Monday, August 24, 2009

Penetrating the Rhetoric

From Thomas Sowell's The Vision of the Annointed: Self-Congratulation as a Basis for Social Policy. A few things to keep in mind when arguing with a lefty wonk or wonk-parrot. And to act as a devil's advocate for your own arguments.

Perhaps a few suggestions might be in order for seeing through much of the rhetoric of the anointed.

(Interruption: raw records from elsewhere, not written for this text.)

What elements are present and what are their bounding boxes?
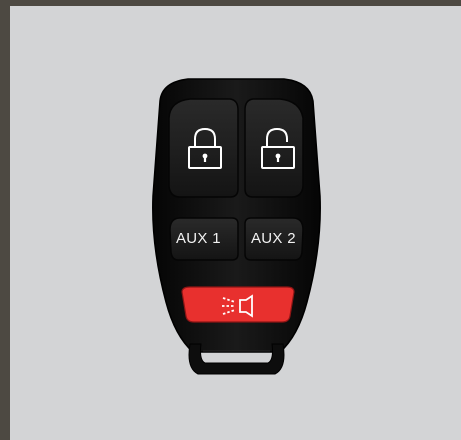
key-fob <box>152 78 321 375</box>
aux1-label: AUX 1 <box>176 230 221 247</box>
unlock-button[interactable] <box>244 98 304 198</box>
lock-button[interactable] <box>168 98 239 198</box>
display-panel: AUX 1 AUX 2 <box>10 6 461 440</box>
panic-button[interactable] <box>181 286 295 323</box>
aux2-label: AUX 2 <box>251 230 296 247</box>
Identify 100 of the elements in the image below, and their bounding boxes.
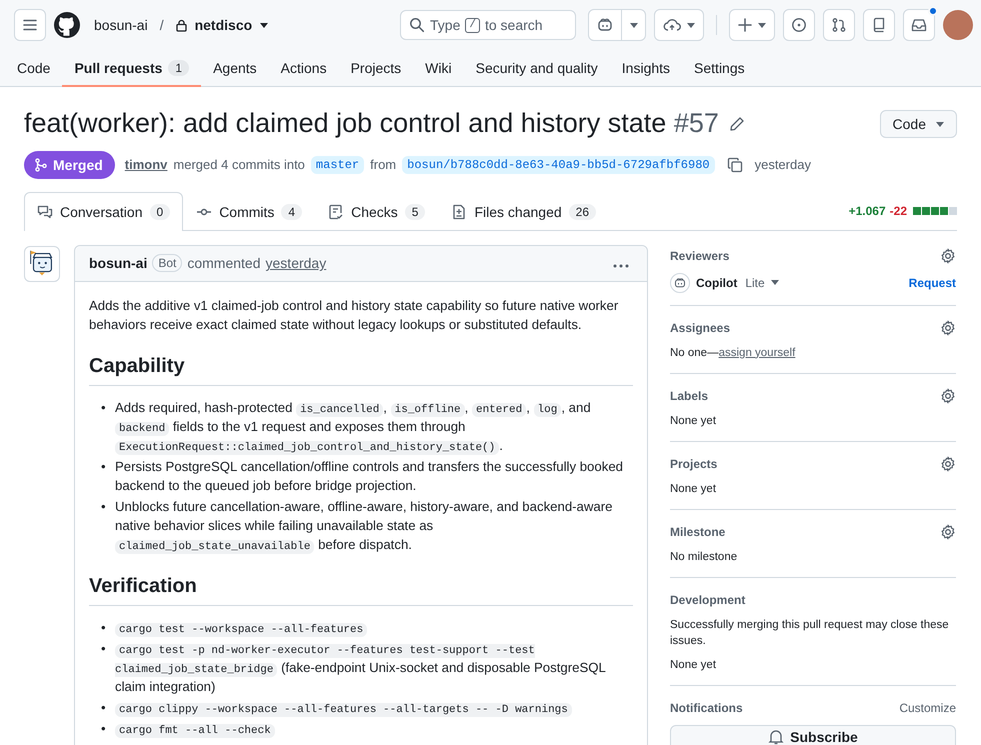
reviewer-plan: Lite — [745, 276, 765, 290]
list-item: cargo fmt --all --check — [115, 718, 633, 738]
sidebar-text: None yet — [670, 482, 718, 497]
caret-icon — [758, 22, 766, 28]
sidebar-heading: Reviewers — [670, 248, 730, 263]
count-badge: 4 — [281, 204, 302, 220]
sidebar-text: No one—assign yourself — [670, 346, 796, 361]
plus-icon — [738, 18, 752, 32]
count-badge: 5 — [404, 204, 426, 220]
assistant-button[interactable] — [588, 9, 622, 41]
sidebar-heading: Development — [670, 592, 746, 607]
bullet: • — [101, 640, 107, 658]
menu-icon — [22, 17, 38, 33]
merge-description: merged 4 commits into — [173, 157, 305, 172]
settings-icon[interactable] — [940, 320, 956, 336]
sidebar-text: Successfully merging this pull request may close these issues. — [670, 618, 950, 649]
pull-request-tab[interactable]: Checks 5 — [315, 192, 438, 231]
bullet: • — [101, 498, 107, 516]
create-menu-button[interactable] — [729, 9, 775, 41]
repo-tab[interactable]: Pull requests 1 — [62, 50, 202, 87]
repo-tab[interactable]: Code — [5, 50, 62, 87]
head-branch-link[interactable]: bosun/b788c0dd-8e63-40a9-bb5d-6729afbf6980 — [402, 156, 715, 174]
section-heading: Capability — [89, 354, 633, 386]
repo-link[interactable]: netdisco — [194, 17, 252, 33]
caret-icon — [936, 122, 944, 126]
list-item: cargo test -p nd-worker-executor --features test-support --test claimed_job_state_bridge (fake-endpoint Unix-socket and disposable PostgreSQL claim integration) — [115, 642, 606, 696]
inbox-button[interactable] — [903, 9, 935, 41]
settings-icon[interactable] — [940, 388, 956, 404]
settings-icon[interactable] — [940, 456, 956, 472]
sidebar-text: No milestone — [670, 550, 738, 565]
bot-avatar-icon[interactable] — [24, 246, 60, 282]
pull-request-tab[interactable]: Commits 4 — [183, 192, 316, 231]
repo-tab[interactable]: Actions — [268, 50, 339, 87]
caret-icon — [687, 22, 695, 28]
count-badge: 26 — [568, 204, 596, 220]
repo-tab[interactable]: Agents — [201, 50, 269, 87]
comment-paragraph: Adds the additive v1 claimed-job control and history state capability so future native worker behaviors receive exact claimed state without legacy lookups or substituted defaults. — [89, 296, 620, 334]
kebab-icon — [613, 264, 629, 268]
settings-icon[interactable] — [940, 524, 956, 540]
reviewer-name[interactable]: Copilot — [696, 276, 738, 290]
code-button[interactable]: Code — [880, 110, 957, 138]
count-badge: 1 — [168, 60, 190, 76]
status-badge: Merged — [24, 150, 115, 179]
pull-request-icon — [831, 17, 847, 33]
cat-logo-icon — [54, 12, 80, 38]
bell-icon — [768, 728, 784, 745]
list-item: cargo test --workspace --all-features — [115, 618, 633, 637]
sidebar-heading: Labels — [670, 388, 708, 403]
pull-request-title: feat(worker): add claimed job control and history state #57 — [24, 107, 719, 140]
additions-count: +1.067 — [848, 204, 886, 218]
pull-requests-button[interactable] — [823, 9, 855, 41]
pull-request-tab[interactable]: Conversation 0 — [24, 192, 184, 231]
path-separator: / — [160, 17, 164, 33]
comment-author[interactable]: bosun-ai — [89, 255, 148, 272]
sidebar-heading: Assignees — [670, 320, 730, 335]
search-button[interactable]: Type / to search — [400, 10, 576, 40]
speech-bubbles-icon — [37, 204, 53, 220]
comment-time-link[interactable]: yesterday — [266, 255, 326, 272]
sidebar-heading: Projects — [670, 456, 718, 471]
menu-button[interactable] — [14, 9, 46, 41]
search-icon — [409, 17, 425, 33]
robot-icon — [597, 17, 613, 33]
inbox-icon — [911, 17, 927, 33]
author-link[interactable]: timonv — [124, 157, 168, 172]
section-heading: Verification — [89, 574, 633, 606]
customize-link[interactable]: Customize — [899, 700, 956, 715]
repo-tab[interactable]: Insights — [610, 50, 682, 87]
sidebar-heading: Notifications — [670, 700, 743, 715]
list-item: Adds required, hash-protected is_cancelled , is_offline , entered , log , and backend fields to the v1 request and exposes them through ExecutionRequest::claimed_job_control_and_history_state() . — [115, 398, 592, 455]
copy-icon[interactable] — [726, 156, 743, 173]
caret-icon — [630, 22, 638, 28]
merge-time: yesterday — [754, 157, 811, 172]
repo-tab[interactable]: Settings — [682, 50, 757, 87]
cloud-menu-button[interactable] — [654, 9, 704, 41]
issues-button[interactable] — [783, 9, 815, 41]
bullet: • — [101, 720, 107, 738]
sidebar-text: None yet — [670, 658, 718, 673]
file-diff-icon — [451, 204, 468, 220]
owner-link[interactable]: bosun-ai — [94, 17, 148, 33]
request-link[interactable]: Request — [908, 276, 956, 290]
caret-icon — [770, 280, 779, 286]
list-item: Persists PostgreSQL cancellation/offline controls and transfers the successfully booked backend to the queued job before bridge projection. — [115, 458, 624, 495]
repo-tab[interactable]: Projects — [338, 50, 414, 87]
cloud-icon — [663, 18, 681, 32]
assign-yourself-link[interactable]: assign yourself — [718, 346, 796, 359]
subscribe-button[interactable]: Subscribe — [670, 724, 956, 745]
lock-icon — [176, 18, 187, 32]
settings-icon[interactable] — [940, 248, 956, 264]
pencil-icon[interactable] — [728, 116, 745, 132]
repo-tab[interactable]: Wiki — [413, 50, 464, 87]
repo-tab[interactable]: Security and quality — [464, 50, 610, 87]
base-branch-link[interactable]: master — [310, 156, 364, 174]
bullet: • — [101, 458, 107, 476]
pull-request-tab[interactable]: Files changed 26 — [438, 192, 610, 231]
sidebar-text: None yet — [670, 414, 718, 429]
bullet: • — [101, 698, 107, 717]
dropdown-button[interactable] — [622, 9, 646, 41]
comment-action: commented — [187, 255, 261, 272]
repositories-button[interactable] — [863, 9, 895, 41]
user-avatar[interactable] — [943, 10, 973, 40]
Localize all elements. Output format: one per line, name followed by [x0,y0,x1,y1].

Some of the tings discussed in previous chapters, as well as this one, illustrate some general principles of common sense, which are nevertheless often widely ignored in the heat of polemics:

1. All statements are true, if you are free to re-define their terms.
2. Any statistics can be extrapolated to the point where they show disaster.
3. A can always exceed B if not all of B is counted and/or if A is exaggerated.
4. For every expert, there is an equal and opposite expert, but for every fact there is not necessarily an equal and opposite fact.
5. Every policy is a success by sufficiently low standards, and a failure by sufficiently high standards.
6. All things are the same, except for the differences, and different except for the similarities.
7. The law of diminishing returns means that even the most beneficial principle will become harmful if carried far enough.
8. Most variables can show either an upward trend or a downward trend depending on the base year chosen.
9. The same set of statistics can produce opposite conclusions at different levels of aggregation.
10. Improbable events are commonplace in a country with more than 250 million people.
11. You can always create a fraction by putting one variable upstairs and another variable downstairs, but that does not establish any causal relationship between them, nor does the resulting quotient have any necessary relationship to the real world.
12. Many of the "abuses" of today were the "reforms" of yesterday.
It's not the use of these tactics during a debate that is ultimately the problem ... it's using them in lieu of actual argument. If you've got stuff to back it up, by all means, back it up. But these tactics are typically used by the Left to end, no, pre-empt actual debate. This IS their argument.